Early in the show, Ms. Muz, wearing a shiny curve-hugging black dress and glittery lipstick, asks her audience to “remember when you were smaller, younger and considerably wiser.” Now, in hindsight, this statement might seem a tad disingenuous, given that much of what follows is, by conventional standards, X-rated raunchy.
But in telling the parallel stories of Ms. Muz and Mr. Fraser and their archetypal, centuries-old characters, this “Beauty and the Beast” is infused with an all-accepting innocence. And it speaks to perhaps the only moments in our adult lives when we truly believe in magical fairy-tale transformations — those times when we’re drunk with new love, and the only prospect you can see is that of happily-ever-after-dom.
Not that Mr. Fraser and Ms. Muz are altogether dewy creatures. Professed outlaws seldom are. She’s a feminist stripper. (If you want to know what that means, she provides us with a snippet of a fabulous horror-movie routine she’s known for.) And he has spent his life aware that he looks different from most human beings, because of his chest-length arms. (His mother took Thalidomide while pregnant with him.)
Arms become a sly leitmotif in this production, which is designed with airy wit by Philip Eddolls (set), Kevin Pollard (costumes) and Ed Clarke (sound). The charming supporting cast of two puppeteers, Jess Mabel Jones and Jonny Dixon, use their own arms to fill in, as it were, for Mr.

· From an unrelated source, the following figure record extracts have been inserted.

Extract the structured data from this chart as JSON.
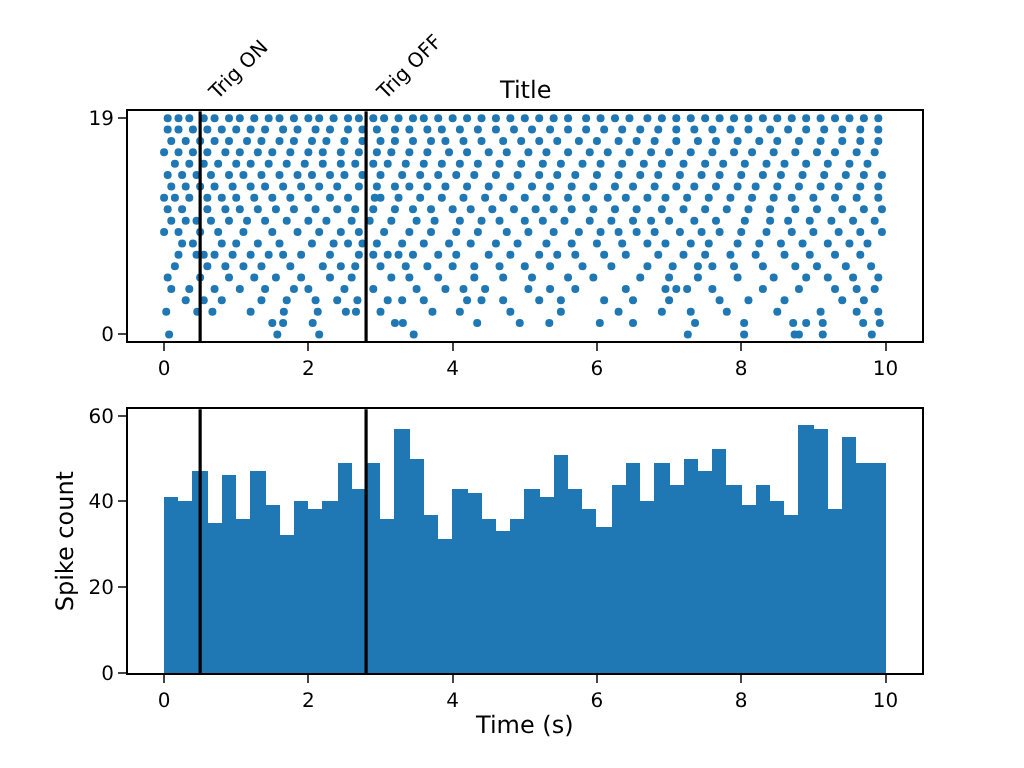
{
  "chart_data": [
    {
      "type": "scatter",
      "title": "Title",
      "marker": "circle",
      "xlim": [
        -0.5,
        10.5
      ],
      "xticks": [
        0,
        2,
        4,
        6,
        8,
        10
      ],
      "ylim": [
        -0.6,
        19.6
      ],
      "yticks": [
        0,
        19
      ],
      "ref_lines": [
        {
          "axis": "x",
          "value": 0.5,
          "label": "Trig ON",
          "color": "#000000"
        },
        {
          "axis": "x",
          "value": 2.8,
          "label": "Trig OFF",
          "color": "#000000"
        }
      ],
      "series": [
        {
          "color": "#1f77b4",
          "x": [
            0.07,
            1.57,
            2.15,
            3.46,
            7.26,
            8.04,
            8.74,
            8.8,
            9.13,
            9.81
          ],
          "values": [
            0,
            0,
            0,
            0,
            0,
            0,
            0,
            0,
            0,
            0
          ]
        },
        {
          "color": "#1f77b4",
          "x": [
            1.5,
            1.65,
            2.06,
            3.2,
            3.31,
            4.34,
            4.93,
            5.34,
            6.04,
            6.5,
            7.36,
            8.04,
            8.72,
            8.9,
            9.13,
            9.69,
            9.92
          ],
          "values": [
            1,
            1,
            1,
            1,
            1,
            1,
            1,
            1,
            1,
            1,
            1,
            1,
            1,
            1,
            1,
            1,
            1
          ]
        },
        {
          "color": "#1f77b4",
          "x": [
            0.03,
            0.46,
            0.67,
            1.2,
            1.66,
            2.13,
            2.52,
            2.66,
            3.0,
            3.72,
            4.1,
            4.8,
            5.5,
            6.3,
            6.9,
            7.3,
            7.8,
            8.5,
            9.1,
            9.6,
            9.9
          ],
          "values": [
            2,
            2,
            2,
            2,
            2,
            2,
            2,
            2,
            2,
            2,
            2,
            2,
            2,
            2,
            2,
            2,
            2,
            2,
            2,
            2,
            2
          ]
        },
        {
          "color": "#1f77b4",
          "x": [
            0.3,
            0.55,
            0.8,
            1.35,
            1.7,
            2.1,
            2.4,
            2.68,
            3.1,
            3.3,
            3.6,
            4.2,
            4.4,
            4.7,
            5.2,
            5.5,
            6.1,
            6.5,
            7.0,
            7.7,
            8.1,
            8.6,
            9.4,
            9.7
          ],
          "values": [
            3,
            3,
            3,
            3,
            3,
            3,
            3,
            3,
            3,
            3,
            3,
            3,
            3,
            3,
            3,
            3,
            3,
            3,
            3,
            3,
            3,
            3,
            3,
            3
          ]
        },
        {
          "color": "#1f77b4",
          "x": [
            0.1,
            0.35,
            0.7,
            1.05,
            1.4,
            1.8,
            2.0,
            2.5,
            2.9,
            3.5,
            3.9,
            4.15,
            4.45,
            5.05,
            5.35,
            5.7,
            6.4,
            6.95,
            7.1,
            7.25,
            7.6,
            8.3,
            8.8,
            9.3,
            9.6,
            9.85
          ],
          "values": [
            4,
            4,
            4,
            4,
            4,
            4,
            4,
            4,
            4,
            4,
            4,
            4,
            4,
            4,
            4,
            4,
            4,
            4,
            4,
            4,
            4,
            4,
            4,
            4,
            4,
            4
          ]
        },
        {
          "color": "#1f77b4",
          "x": [
            0.05,
            0.5,
            0.9,
            1.25,
            1.55,
            1.9,
            2.3,
            2.6,
            3.15,
            3.4,
            3.8,
            4.3,
            4.7,
            5.1,
            5.6,
            5.95,
            6.6,
            7.0,
            7.4,
            7.95,
            8.45,
            8.9,
            9.2,
            9.55,
            9.9
          ],
          "values": [
            5,
            5,
            5,
            5,
            5,
            5,
            5,
            5,
            5,
            5,
            5,
            5,
            5,
            5,
            5,
            5,
            5,
            5,
            5,
            5,
            5,
            5,
            5,
            5,
            5
          ]
        },
        {
          "color": "#1f77b4",
          "x": [
            0.15,
            0.6,
            0.85,
            1.1,
            1.35,
            1.75,
            2.2,
            2.45,
            2.65,
            3.0,
            3.35,
            3.65,
            4.0,
            4.3,
            4.65,
            5.0,
            5.35,
            5.8,
            6.2,
            6.7,
            7.05,
            7.4,
            7.6,
            7.9,
            8.3,
            8.75,
            9.05,
            9.45,
            9.8
          ],
          "values": [
            6,
            6,
            6,
            6,
            6,
            6,
            6,
            6,
            6,
            6,
            6,
            6,
            6,
            6,
            6,
            6,
            6,
            6,
            6,
            6,
            6,
            6,
            6,
            6,
            6,
            6,
            6,
            6,
            6
          ]
        },
        {
          "color": "#1f77b4",
          "x": [
            0.2,
            0.45,
            0.55,
            0.7,
            0.95,
            1.2,
            1.45,
            1.65,
            1.9,
            2.3,
            2.7,
            2.9,
            3.1,
            3.25,
            3.45,
            3.8,
            4.05,
            4.5,
            4.8,
            5.2,
            5.45,
            5.7,
            6.1,
            6.4,
            6.85,
            7.2,
            7.5,
            7.85,
            8.2,
            8.6,
            8.95,
            9.3,
            9.65
          ],
          "values": [
            7,
            7,
            7,
            7,
            7,
            7,
            7,
            7,
            7,
            7,
            7,
            7,
            7,
            7,
            7,
            7,
            7,
            7,
            7,
            7,
            7,
            7,
            7,
            7,
            7,
            7,
            7,
            7,
            7,
            7,
            7,
            7,
            7
          ]
        },
        {
          "color": "#1f77b4",
          "x": [
            0.25,
            0.4,
            0.8,
            1.0,
            1.3,
            1.6,
            2.05,
            2.35,
            2.55,
            2.75,
            2.95,
            3.3,
            3.6,
            3.95,
            4.25,
            4.6,
            4.9,
            5.3,
            5.65,
            6.0,
            6.35,
            6.7,
            6.95,
            7.3,
            7.55,
            7.95,
            8.25,
            8.55,
            8.85,
            9.2,
            9.5,
            9.75
          ],
          "values": [
            8,
            8,
            8,
            8,
            8,
            8,
            8,
            8,
            8,
            8,
            8,
            8,
            8,
            8,
            8,
            8,
            8,
            8,
            8,
            8,
            8,
            8,
            8,
            8,
            8,
            8,
            8,
            8,
            8,
            8,
            8,
            8
          ]
        },
        {
          "color": "#1f77b4",
          "x": [
            0.0,
            0.2,
            0.5,
            0.75,
            1.1,
            1.5,
            1.85,
            2.15,
            2.45,
            2.7,
            3.05,
            3.4,
            3.7,
            4.05,
            4.35,
            4.75,
            5.05,
            5.4,
            5.75,
            6.05,
            6.3,
            6.55,
            6.8,
            7.15,
            7.45,
            7.7,
            8.0,
            8.35,
            8.7,
            9.0,
            9.35,
            9.65,
            9.95
          ],
          "values": [
            9,
            9,
            9,
            9,
            9,
            9,
            9,
            9,
            9,
            9,
            9,
            9,
            9,
            9,
            9,
            9,
            9,
            9,
            9,
            9,
            9,
            9,
            9,
            9,
            9,
            9,
            9,
            9,
            9,
            9,
            9,
            9,
            9
          ]
        },
        {
          "color": "#1f77b4",
          "x": [
            0.1,
            0.3,
            0.45,
            0.65,
            0.9,
            1.15,
            1.4,
            1.7,
            2.0,
            2.25,
            2.6,
            2.85,
            3.15,
            3.5,
            3.75,
            4.1,
            4.4,
            4.65,
            5.0,
            5.25,
            5.55,
            5.9,
            6.2,
            6.5,
            6.75,
            7.0,
            7.35,
            7.65,
            8.05,
            8.4,
            8.65,
            8.95,
            9.25,
            9.55,
            9.85
          ],
          "values": [
            10,
            10,
            10,
            10,
            10,
            10,
            10,
            10,
            10,
            10,
            10,
            10,
            10,
            10,
            10,
            10,
            10,
            10,
            10,
            10,
            10,
            10,
            10,
            10,
            10,
            10,
            10,
            10,
            10,
            10,
            10,
            10,
            10,
            10,
            10
          ]
        },
        {
          "color": "#1f77b4",
          "x": [
            0.05,
            0.25,
            0.6,
            0.85,
            1.05,
            1.3,
            1.55,
            1.8,
            2.1,
            2.4,
            2.65,
            2.9,
            3.2,
            3.45,
            3.7,
            4.0,
            4.25,
            4.55,
            4.85,
            5.15,
            5.4,
            5.65,
            5.95,
            6.25,
            6.55,
            6.9,
            7.2,
            7.5,
            7.8,
            8.1,
            8.4,
            8.75,
            9.05,
            9.4,
            9.7,
            9.95
          ],
          "values": [
            11,
            11,
            11,
            11,
            11,
            11,
            11,
            11,
            11,
            11,
            11,
            11,
            11,
            11,
            11,
            11,
            11,
            11,
            11,
            11,
            11,
            11,
            11,
            11,
            11,
            11,
            11,
            11,
            11,
            11,
            11,
            11,
            11,
            11,
            11,
            11
          ]
        },
        {
          "color": "#1f77b4",
          "x": [
            0.0,
            0.15,
            0.35,
            0.6,
            0.8,
            1.0,
            1.25,
            1.5,
            1.75,
            2.0,
            2.3,
            2.55,
            2.92,
            3.0,
            3.25,
            3.55,
            3.85,
            4.15,
            4.45,
            4.7,
            5.0,
            5.3,
            5.6,
            5.85,
            6.15,
            6.4,
            6.7,
            6.95,
            7.25,
            7.55,
            7.85,
            8.15,
            8.45,
            8.7,
            9.0,
            9.3,
            9.6,
            9.9
          ],
          "values": [
            12,
            12,
            12,
            12,
            12,
            12,
            12,
            12,
            12,
            12,
            12,
            12,
            12,
            12,
            12,
            12,
            12,
            12,
            12,
            12,
            12,
            12,
            12,
            12,
            12,
            12,
            12,
            12,
            12,
            12,
            12,
            12,
            12,
            12,
            12,
            12,
            12,
            12
          ]
        },
        {
          "color": "#1f77b4",
          "x": [
            0.1,
            0.3,
            0.5,
            0.7,
            0.95,
            1.2,
            1.4,
            1.65,
            1.9,
            2.15,
            2.4,
            2.7,
            2.95,
            3.2,
            3.4,
            3.65,
            3.9,
            4.2,
            4.5,
            4.8,
            5.1,
            5.35,
            5.65,
            5.95,
            6.25,
            6.5,
            6.8,
            7.1,
            7.35,
            7.65,
            7.95,
            8.2,
            8.5,
            8.8,
            9.1,
            9.35,
            9.65,
            9.9
          ],
          "values": [
            13,
            13,
            13,
            13,
            13,
            13,
            13,
            13,
            13,
            13,
            13,
            13,
            13,
            13,
            13,
            13,
            13,
            13,
            13,
            13,
            13,
            13,
            13,
            13,
            13,
            13,
            13,
            13,
            13,
            13,
            13,
            13,
            13,
            13,
            13,
            13,
            13,
            13
          ]
        },
        {
          "color": "#1f77b4",
          "x": [
            0.05,
            0.25,
            0.45,
            0.65,
            0.9,
            1.1,
            1.35,
            1.6,
            1.85,
            2.05,
            2.3,
            2.5,
            2.75,
            3.0,
            3.3,
            3.55,
            3.8,
            4.05,
            4.3,
            4.6,
            4.9,
            5.2,
            5.45,
            5.7,
            6.0,
            6.3,
            6.6,
            6.85,
            7.15,
            7.45,
            7.7,
            8.0,
            8.3,
            8.55,
            8.85,
            9.15,
            9.45,
            9.7,
            9.95
          ],
          "values": [
            14,
            14,
            14,
            14,
            14,
            14,
            14,
            14,
            14,
            14,
            14,
            14,
            14,
            14,
            14,
            14,
            14,
            14,
            14,
            14,
            14,
            14,
            14,
            14,
            14,
            14,
            14,
            14,
            14,
            14,
            14,
            14,
            14,
            14,
            14,
            14,
            14,
            14,
            14
          ]
        },
        {
          "color": "#1f77b4",
          "x": [
            0.15,
            0.35,
            0.55,
            0.75,
            1.0,
            1.2,
            1.45,
            1.7,
            1.95,
            2.2,
            2.45,
            2.65,
            2.9,
            3.1,
            3.35,
            3.6,
            3.85,
            4.1,
            4.35,
            4.65,
            4.95,
            5.25,
            5.5,
            5.8,
            6.05,
            6.35,
            6.65,
            6.9,
            7.2,
            7.5,
            7.75,
            8.05,
            8.35,
            8.6,
            8.9,
            9.2,
            9.5,
            9.75
          ],
          "values": [
            15,
            15,
            15,
            15,
            15,
            15,
            15,
            15,
            15,
            15,
            15,
            15,
            15,
            15,
            15,
            15,
            15,
            15,
            15,
            15,
            15,
            15,
            15,
            15,
            15,
            15,
            15,
            15,
            15,
            15,
            15,
            15,
            15,
            15,
            15,
            15,
            15,
            15
          ]
        },
        {
          "color": "#1f77b4",
          "x": [
            0.0,
            0.2,
            0.4,
            0.6,
            0.85,
            1.05,
            1.3,
            1.5,
            1.75,
            2.0,
            2.2,
            2.45,
            2.7,
            2.95,
            3.15,
            3.4,
            3.65,
            3.95,
            4.2,
            4.5,
            4.75,
            5.05,
            5.3,
            5.6,
            5.9,
            6.15,
            6.45,
            6.75,
            7.0,
            7.3,
            7.6,
            7.9,
            8.15,
            8.45,
            8.75,
            9.05,
            9.3,
            9.6,
            9.85
          ],
          "values": [
            16,
            16,
            16,
            16,
            16,
            16,
            16,
            16,
            16,
            16,
            16,
            16,
            16,
            16,
            16,
            16,
            16,
            16,
            16,
            16,
            16,
            16,
            16,
            16,
            16,
            16,
            16,
            16,
            16,
            16,
            16,
            16,
            16,
            16,
            16,
            16,
            16,
            16,
            16
          ]
        },
        {
          "color": "#1f77b4",
          "x": [
            0.1,
            0.3,
            0.5,
            0.7,
            0.9,
            1.15,
            1.35,
            1.6,
            1.8,
            2.05,
            2.25,
            2.5,
            2.75,
            3.0,
            3.2,
            3.45,
            3.7,
            3.9,
            4.15,
            4.4,
            4.7,
            4.95,
            5.2,
            5.45,
            5.75,
            6.0,
            6.3,
            6.55,
            6.8,
            7.1,
            7.4,
            7.65,
            7.95,
            8.25,
            8.5,
            8.8,
            9.1,
            9.4,
            9.65,
            9.9
          ],
          "values": [
            17,
            17,
            17,
            17,
            17,
            17,
            17,
            17,
            17,
            17,
            17,
            17,
            17,
            17,
            17,
            17,
            17,
            17,
            17,
            17,
            17,
            17,
            17,
            17,
            17,
            17,
            17,
            17,
            17,
            17,
            17,
            17,
            17,
            17,
            17,
            17,
            17,
            17,
            17,
            17
          ]
        },
        {
          "color": "#1f77b4",
          "x": [
            0.05,
            0.2,
            0.4,
            0.6,
            0.8,
            1.0,
            1.2,
            1.4,
            1.65,
            1.85,
            2.1,
            2.3,
            2.55,
            2.75,
            2.95,
            3.2,
            3.4,
            3.65,
            3.85,
            4.1,
            4.35,
            4.6,
            4.85,
            5.1,
            5.35,
            5.6,
            5.85,
            6.1,
            6.35,
            6.6,
            6.85,
            7.1,
            7.35,
            7.6,
            7.85,
            8.1,
            8.4,
            8.65,
            8.9,
            9.15,
            9.4,
            9.65,
            9.9
          ],
          "values": [
            18,
            18,
            18,
            18,
            18,
            18,
            18,
            18,
            18,
            18,
            18,
            18,
            18,
            18,
            18,
            18,
            18,
            18,
            18,
            18,
            18,
            18,
            18,
            18,
            18,
            18,
            18,
            18,
            18,
            18,
            18,
            18,
            18,
            18,
            18,
            18,
            18,
            18,
            18,
            18,
            18,
            18,
            18
          ]
        },
        {
          "color": "#1f77b4",
          "x": [
            0.05,
            0.2,
            0.35,
            0.55,
            0.7,
            0.9,
            1.05,
            1.25,
            1.45,
            1.6,
            1.8,
            2.0,
            2.15,
            2.35,
            2.55,
            2.7,
            2.9,
            3.05,
            3.25,
            3.45,
            3.6,
            3.8,
            4.0,
            4.2,
            4.4,
            4.6,
            4.8,
            5.0,
            5.2,
            5.4,
            5.6,
            5.85,
            6.05,
            6.25,
            6.45,
            6.7,
            6.9,
            7.1,
            7.3,
            7.5,
            7.7,
            7.9,
            8.1,
            8.3,
            8.5,
            8.7,
            8.9,
            9.1,
            9.3,
            9.5,
            9.7,
            9.9
          ],
          "values": [
            19,
            19,
            19,
            19,
            19,
            19,
            19,
            19,
            19,
            19,
            19,
            19,
            19,
            19,
            19,
            19,
            19,
            19,
            19,
            19,
            19,
            19,
            19,
            19,
            19,
            19,
            19,
            19,
            19,
            19,
            19,
            19,
            19,
            19,
            19,
            19,
            19,
            19,
            19,
            19,
            19,
            19,
            19,
            19,
            19,
            19,
            19,
            19,
            19,
            19,
            19,
            19
          ]
        }
      ]
    },
    {
      "type": "histogram",
      "xlabel": "Time (s)",
      "ylabel": "Spike count",
      "color": "#1f77b4",
      "xlim": [
        -0.5,
        10.5
      ],
      "xticks": [
        0,
        2,
        4,
        6,
        8,
        10
      ],
      "ylim": [
        0,
        61.5
      ],
      "yticks": [
        0,
        20,
        40,
        60
      ],
      "bins": [
        0,
        0.2,
        0.4,
        0.6,
        0.8,
        1.0,
        1.2,
        1.4,
        1.6,
        1.8,
        2.0,
        2.2,
        2.4,
        2.6,
        2.8,
        3.0,
        3.2,
        3.4,
        3.6,
        3.8,
        4.0,
        4.2,
        4.4,
        4.6,
        4.8,
        5.0,
        5.2,
        5.4,
        5.6,
        5.8,
        6.0,
        6.2,
        6.4,
        6.6,
        6.8,
        7.0,
        7.2,
        7.4,
        7.6,
        7.8,
        8.0,
        8.2,
        8.4,
        8.6,
        8.8,
        9.0,
        9.2,
        9.4,
        9.6,
        9.8,
        10.0
      ],
      "values": [
        41,
        40,
        47,
        35,
        46,
        36,
        47,
        39,
        32,
        40,
        38,
        40,
        49,
        43,
        49,
        36,
        57,
        50,
        37,
        31,
        43,
        42,
        36,
        33,
        36,
        43,
        41,
        51,
        43,
        38,
        34,
        44,
        49,
        40,
        49,
        44,
        50,
        47,
        52,
        44,
        39,
        44,
        40,
        37,
        58,
        57,
        38,
        55,
        49,
        49
      ],
      "ref_lines": [
        {
          "axis": "x",
          "value": 0.5,
          "color": "#000000"
        },
        {
          "axis": "x",
          "value": 2.8,
          "color": "#000000"
        }
      ]
    }
  ]
}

Fraser’s, when he’s playing the Beast in his incarnation as the Prince.
Mr. Fraser’s custom-made prosthetic arms — which he says he rarely uses (though they helped him win a male striptease contest) — are deployed to ingeniously distorting effect by the other performers. Such arm play teases and confuses the eye, and it shakes our set notions of just what a well-proportioned body is supposed to look like.
Trompe-l’oeil abounds here, in diverse forms. These include the captivating use of that old schoolroom dinosaur, the overhead projector, to tell Beauty’s back story as a sort of shadow play.
Various flora and fauna are summoned into being out of tissue paper. And following a sensual “Tom Jones”-style banquet, we are treated to a rousing erotic pas de deux between a zucchini and a melon.
Both Beauty and her Beast wear the kinds of costumes that slip off in a second to reveal only skin beneath. (Their half-dressed dance sequence is sweet and hilarious.) And there’s nothing left to the imagination as to how these fantasy figures spend their honeymoon.
But the overall impression is anything but smutty — or arch, which would be worse. These couplings seem, well, happy and funny and un-self-conscious, in the ways I presume the old nudie review “Oh! Calcutta!” tried to be but evidently was not.
Be assured that the only audience participation comes early in the show, and all it asks of you is that you all bark like dogs. Those collective yelps, cued by an autobiographical monologue by Ms. Muz, become the aural backdrop for Beauty’s first journey through the dangerous forest.
What a privilege to be a part of this theatrical sorcery. From that moment, your heart is on the stage — if it weren’t already — with Beauty, Beast and their portrayers. It’s a leap that feels an awful lot like falling in love.